Chapter 79 - BAB 70

🚨WARNINGS🚨

NC (Not Child) AREA || NSFW (Not Save For Work) || Dilarang Dibaca Bila Di Bawah Umur || Dilarang Dibaca Di Tempat Umum || Hanya Untuk Kalangan Tertentu|| Btw, walau Porche bar bar di bab ini, tapi dia role-nya tetep bottom, ya. 😊 Mas Suami masih Kinn. Kagak ada istilah kebalik di FF saya 🙏

.

.

.

Kinn bukannya keberatan. Dia justru merasa Porche semakin seksi tiap kali memaju mundurkan bokongnya sendiri. Lelaki itu mencakar bahunya. Berpegangan. Lalu mencium lagi sambil menjambak, hingga rambut Kinn makin acak-acakan.

"Mmnhh ... nnhh ...."

Daripada berhasrat seks, Porche lebih seperti orang kelaparan dan ingin mengamuk, tapi hanya Kinn yang tersedia di depannya. Dia menggigit Kinn dari leher ke selangka. Sedetik menjilat rakus, sedetik mencium lembut bekas luka sang suami dengan tatapan kucing yang mungil.

"What the fuck, Porche!!" maki Kinn yang ingin balas menyentuh, tapi SI KUCING MINTA DIHUKUM!

BRAKH!

Porche persis seperti orang yang kerasukan. Dia tidak rela mengeluarkan penis sang suami sebentar saja, dan menahan Kinn hingga dia selesai di ronde pertama.

Biarkan saja penisnya makin membengkak! Porche akan menelan Kinn bulat-bulat sampai lelaki itu bingung menghadapi keributannya.

"Hahhh ... ahhh ... hhnngghh ... aku--hmmh ... kau juga hanya milikku!" kata Porche posesif. "Kalau pun mati hanya aku yang boleh membunuh suamiku. Siapa dia yang berani begitu--hnnghh ...."

Ya ampun ....

Sungguh kecemburuan tak masuk akal. Kinn pun memutuskan mengalah pada awalnya. Tapi lama-lama dia jengkel sendiri. Karena posisi itu sangatlah sulit dan bikin pegal. Dia pun membalik mereka paksa akhirnya.

Brugh!

"Ahhhh!!" desah Porche yang punggungnya kini ada di tembok. Kinn menahannya saat mereka merosot. Memangku secepat mungkin. Dan memeluk bahu lelaki itu tanpa mengeluarkan kejantanannya.

"Jangan di sana, nanti lecet," kata Kinn. Dia membelai tengkuk Porche lembut, yang dibalas dengan remasan pada paha-pahanya.

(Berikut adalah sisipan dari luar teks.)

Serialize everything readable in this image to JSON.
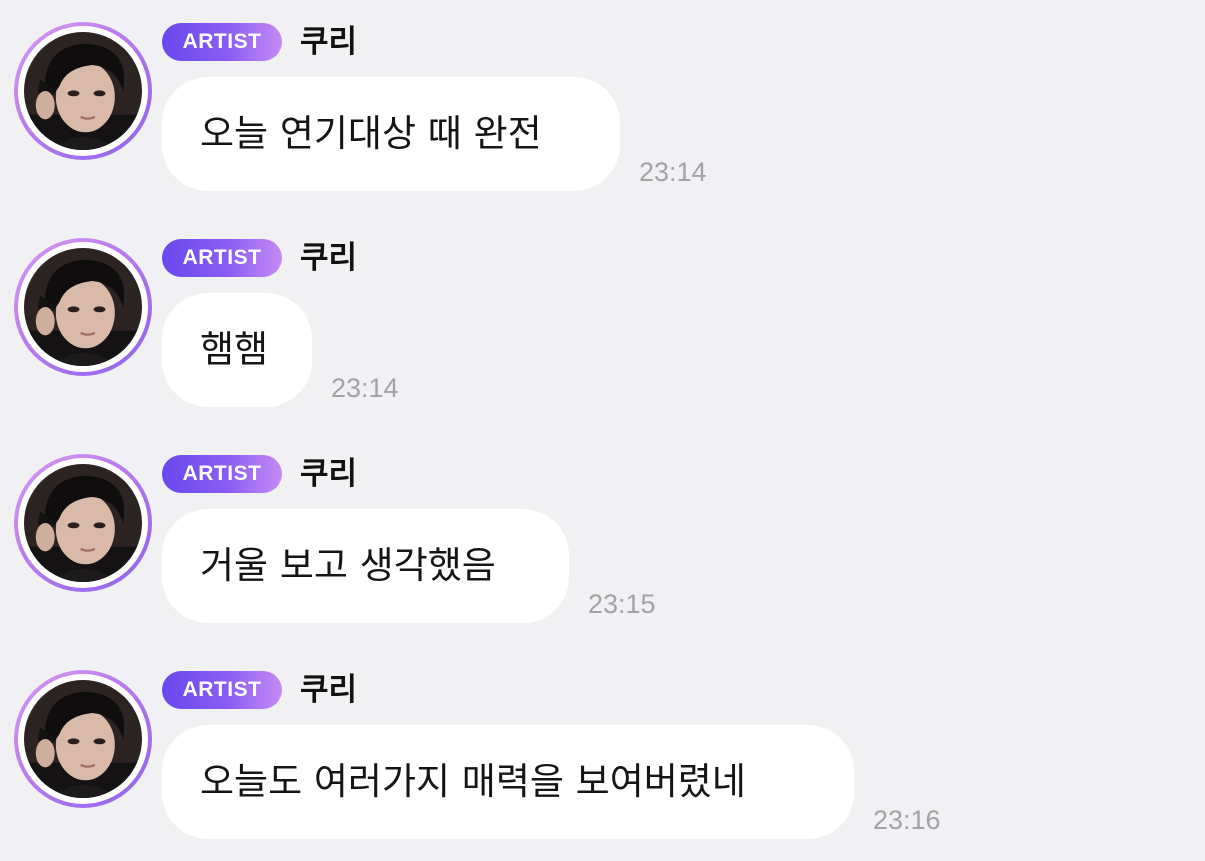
{
  "chat": {
    "messages": [
      {
        "badge": "ARTIST",
        "sender": "쿠리",
        "text": "오늘 연기대상 때 완전",
        "time": "23:14"
      },
      {
        "badge": "ARTIST",
        "sender": "쿠리",
        "text": "햄햄",
        "time": "23:14"
      },
      {
        "badge": "ARTIST",
        "sender": "쿠리",
        "text": "거울 보고 생각했음",
        "time": "23:15"
      },
      {
        "badge": "ARTIST",
        "sender": "쿠리",
        "text": "오늘도 여러가지 매력을 보여버렸네",
        "time": "23:16"
      }
    ]
  },
  "colors": {
    "background": "#f1f1f3",
    "bubble": "#ffffff",
    "badge_start": "#6a47f0",
    "badge_end": "#c58af5",
    "avatar_ring": "#b77aef",
    "timestamp": "#a3a3a6"
  },
  "icons": {
    "avatar": "artist-profile-photo"
  }
}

"Unnh ... tapi aku tidak bisa pegangan!" protes Porche. Meskipun begitu, dia tidak meneruskan omelannya. Porche malah fokus membuat Kinn sakit jantung, dengan membuka kaki lebar-lebar di depannya.

Lelaki itu tetap meremas-remas penis Kinn, meski punggungnya condong ke belakang. Dia membuat Kinn gemas mendekat, tapi tidak bisa sungguh-sungguh meraup putingnya yang mengerikil. Mau jengkel juga sulit. Porche bahkan bisa membuatnya ngilu hanya dengan meremas tangan memarnya.

"Ssshhh ...." desis Kinn dengan kening yang mengerut-ngerut. Dia mencoba bersabar, melupakan kondisi sekitar yang berantakan, lalu menikmati pemandangan menggairahkan di depan matanya.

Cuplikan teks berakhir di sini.